CCPR: What did you find?
Dr. Moreno: We did a study that will be published in the coming months, where we worked with a large group of college students and adolescent and college health providers, including primary care providers, psychiatrists, and mental health counselors, to define what this is. Not surprisingly, there is a lot of overlap with other addictive behaviors. There is overuse, excessive use, and compulsivity—the idea that when you walk away from your computer you are thinking about it or you can’t put your phone down. But there is an interesting angle in that we found risky use was a component, too—the idea that the way you use the Internet matters as well as how much you use it.
CCPR: What do you mean by risky use?
Dr. Moreno: Risky Internet use is doing things that you wouldn’t do in offline life that now you do online, things like looking at pornography and bullying other people. So if people are using the internet in a way that introduces them to behaviors that are not part of their offline life, then that gets them ensnared in using the internet for maladaptive behaviors. We also think of risky behavior in terms of social consequences; by engaging and centering social life within the internet, adolescents and young adults are not getting offline experiences that are critical for their development. If people are using the internet to the exclusion of making contacts in the offline world, they may fail to build an identity and establish a peer group, which may be to their detriment for the rest of their lives.
CCPR: So does Internet addiction have a withdrawal syndrome?
Dr. Moreno: People have described a feeling of withdrawal even in the short-term acute sense—when they can’t get access to their phones for a couple of hours and can’t concentrate in class because of it, for example.
CCPR: Is problematic Internet use common?
Dr. Moreno: The prevalence estimates are all over the place. European prevalence estimates are between one and nine percent, Asian prevalence between two and 18 percent, and in the states it is between zero and 26 percent (Moreno MA et al, Arch Pediatr Adolesc Med 2011;165(9):797-805). One of the better scales, the Young Internet Addiction Test, has found a prevalence in the 7% to 10% range in the Us (see the young test at http://bit.ly/TE4wA).

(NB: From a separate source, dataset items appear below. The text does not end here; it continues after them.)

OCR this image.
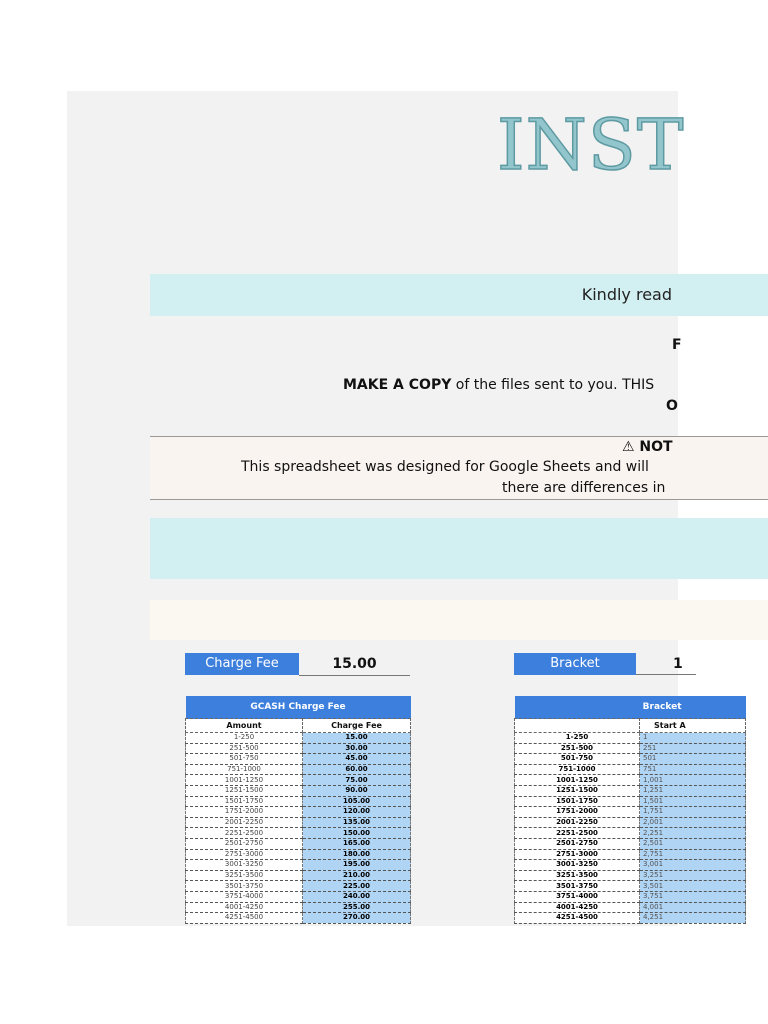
INST
Kindly read
F
MAKE A COPY of the files sent to you. THIS
O
⚠ NOT
This spreadsheet was designed for Google Sheets and will
there are differences in
Charge Fee	15.00	Bracket	1
GCASH Charge Fee	
Amount	Charge Fee
1-250	15.00
251-500	30.00
501-750	45.00
751-1000	60.00
1001-1250	75.00
1251-1500	90.00
1501-1750	105.00
1751-2000	120.00
2001-2250	135.00
2251-2500	150.00
2501-2750	165.00
2751-3000	180.00
3001-3250	195.00
3251-3500	210.00
3501-3750	225.00
3751-4000	240.00
4001-4250	255.00
4251-4500	270.00
Bracket	
	Start A
1-250	1
251-500	251
501-750	501
751-1000	751
1001-1250	1,001
1251-1500	1,251
1501-1750	1,501
1751-2000	1,751
2001-2250	2,001
2251-2500	2,251
2501-2750	2,501
2751-3000	2,751
3001-3250	3,001
3251-3500	3,251
3501-3750	3,501
3751-4000	3,751
4001-4250	4,001
4251-4500	4,251
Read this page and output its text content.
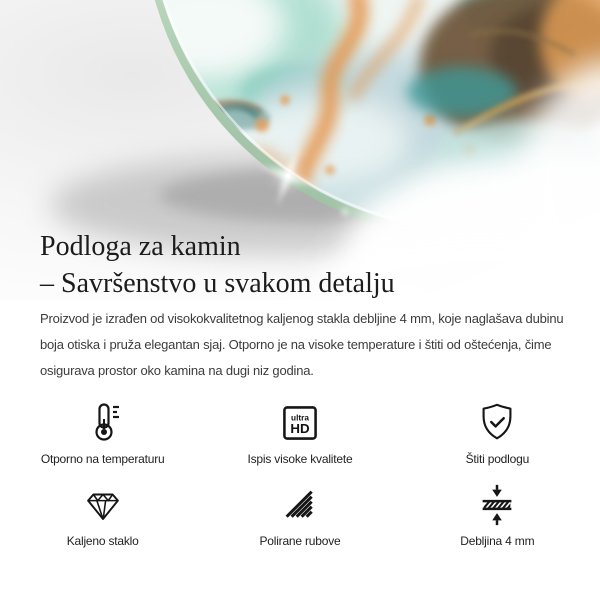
Podloga za kamin
– Savršenstvo u svakom detalju

Proizvod je izrađen od visokokvalitetnog kaljenog stakla debljine 4 mm, koje naglašava dubinu boja otiska i pruža elegantan sjaj. Otporno je na visoke temperature i štiti od oštećenja, čime osigurava prostor oko kamina na dugi niz godina.

Otporno na temperaturu
ultra
HD
Ispis visoke kvalitete	Štiti podlogu
Kaljeno staklo	Polirane rubove	Debljina 4 mm
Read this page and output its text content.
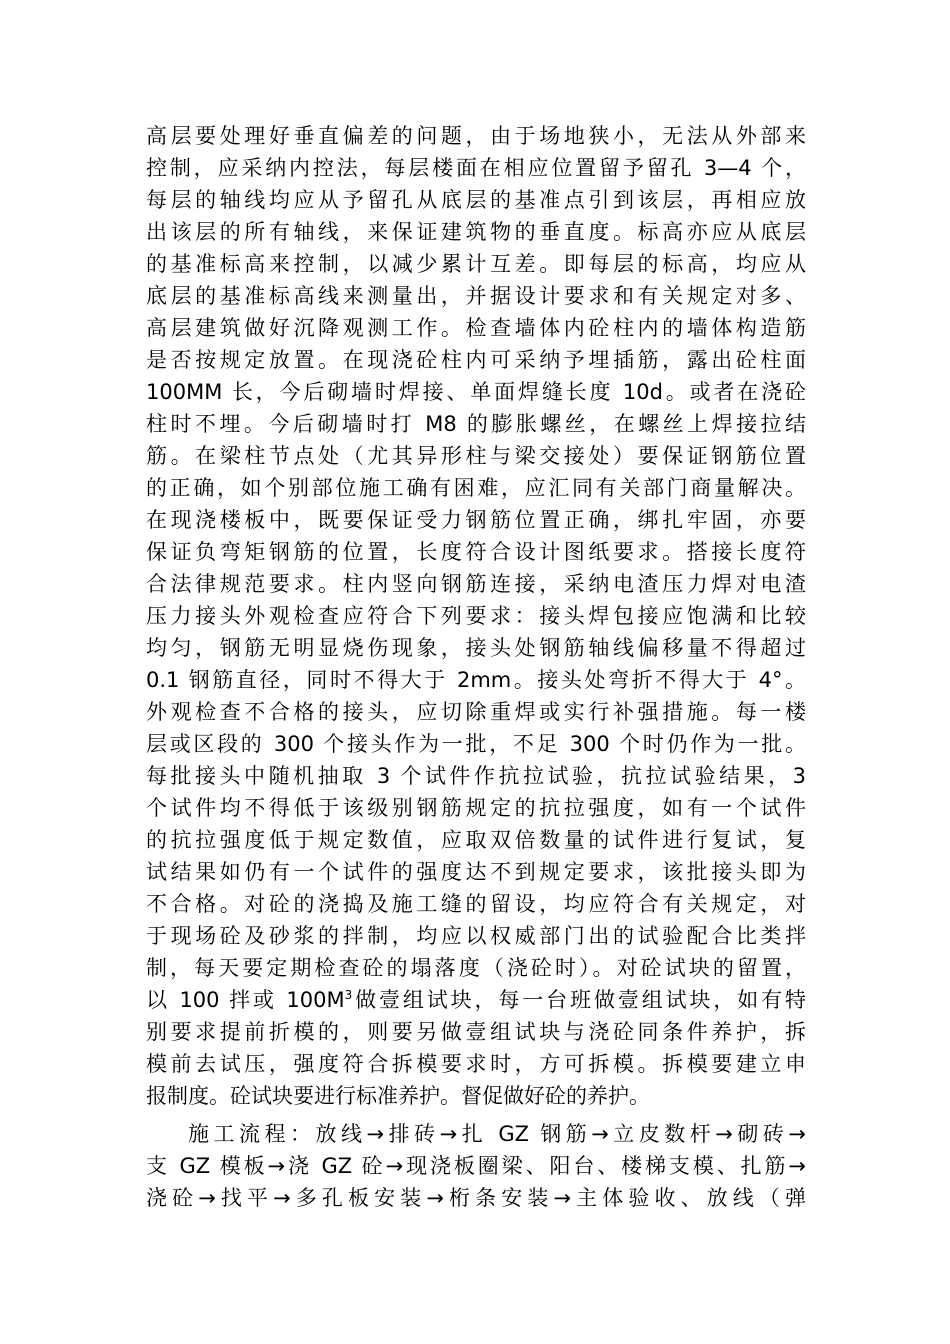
高层要处理好垂直偏差的问题，由于场地狭小，无法从外部来
控制，应采纳内控法，每层楼面在相应位置留予留孔 3—4 个，
每层的轴线均应从予留孔从底层的基准点引到该层，再相应放
出该层的所有轴线，来保证建筑物的垂直度。标高亦应从底层
的基准标高来控制，以减少累计互差。即每层的标高，均应从
底层的基准标高线来测量出，并据设计要求和有关规定对多、
高层建筑做好沉降观测工作。检查墙体内砼柱内的墙体构造筋
是否按规定放置。在现浇砼柱内可采纳予埋插筋，露出砼柱面
100MM 长，今后砌墙时焊接、单面焊缝长度 10d。或者在浇砼
柱时不埋。今后砌墙时打 M8 的膨胀螺丝，在螺丝上焊接拉结
筋。在梁柱节点处（尤其异形柱与梁交接处）要保证钢筋位置
的正确，如个别部位施工确有困难，应汇同有关部门商量解决。
在现浇楼板中，既要保证受力钢筋位置正确，绑扎牢固，亦要
保证负弯矩钢筋的位置，长度符合设计图纸要求。搭接长度符
合法律规范要求。柱内竖向钢筋连接，采纳电渣压力焊对电渣
压力接头外观检查应符合下列要求：接头焊包接应饱满和比较
均匀，钢筋无明显烧伤现象，接头处钢筋轴线偏移量不得超过
0.1 钢筋直径，同时不得大于 2mm。接头处弯折不得大于 4°。
外观检查不合格的接头，应切除重焊或实行补强措施。每一楼
层或区段的 300 个接头作为一批，不足 300 个时仍作为一批。
每批接头中随机抽取 3 个试件作抗拉试验，抗拉试验结果，3
个试件均不得低于该级别钢筋规定的抗拉强度，如有一个试件
的抗拉强度低于规定数值，应取双倍数量的试件进行复试，复
试结果如仍有一个试件的强度达不到规定要求，该批接头即为
不合格。对砼的浇捣及施工缝的留设，均应符合有关规定，对
于现场砼及砂浆的拌制，均应以权威部门出的试验配合比类拌
制，每天要定期检查砼的塌落度（浇砼时）。对砼试块的留置，
以 100 拌或 $100M^3$做壹组试块，每一台班做壹组试块，如有特
别要求提前折模的，则要另做壹组试块与浇砼同条件养护，拆
模前去试压，强度符合拆模要求时，方可拆模。拆模要建立申
报制度。砼试块要进行标准养护。督促做好砼的养护。
施工流程：放线→排砖→扎 GZ 钢筋→立皮数杆→砌砖→
支 GZ 模板→浇 GZ 砼→现浇板圈梁、阳台、楼梯支模、扎筋→
浇砼→找平→多孔板安装→桁条安装→主体验收、放线（弹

CCPR: How do you treat it?
Dr. Moreno: To study this, my research assistant and I took advantage of a naturalistic experiment when I was at the University of Wisconsin in which all women rushing a sorority were required to deactivate their Facebook accounts for the entire length of the rush period. So we studied those women before the period where they shut off their access, and then during, and then after. It was a small pilot study so it really isn’t something to take to the bank, but the data suggested that, when the women were not using Facebook, social anxiety decreased, perceived stress decreased, and for some people depressive symptoms decreased. What makes problematic internet use so fascinating in comparison to things like substance use is that typically the gold standard treatment is abstinence, but it is impossible to get through school and find a job without using the internet. So treatment is hard.
CCPR: How should we screen for this disorder?
Dr. Moreno: This is difficult because in a systematic review we couldn’t find a single screening instrument that had actually gone through validation on its own, although the Young Internet Addiction Test had some nice studies after it was already in use. It is somewhat out of date, though—some of the questions are about things like chat rooms that were quite relevant 10 years ago but really aren’t now. My graduate assistant built an evidenced-based screening instrument that has held up very well in different validity tests. [The tool is not yet published.]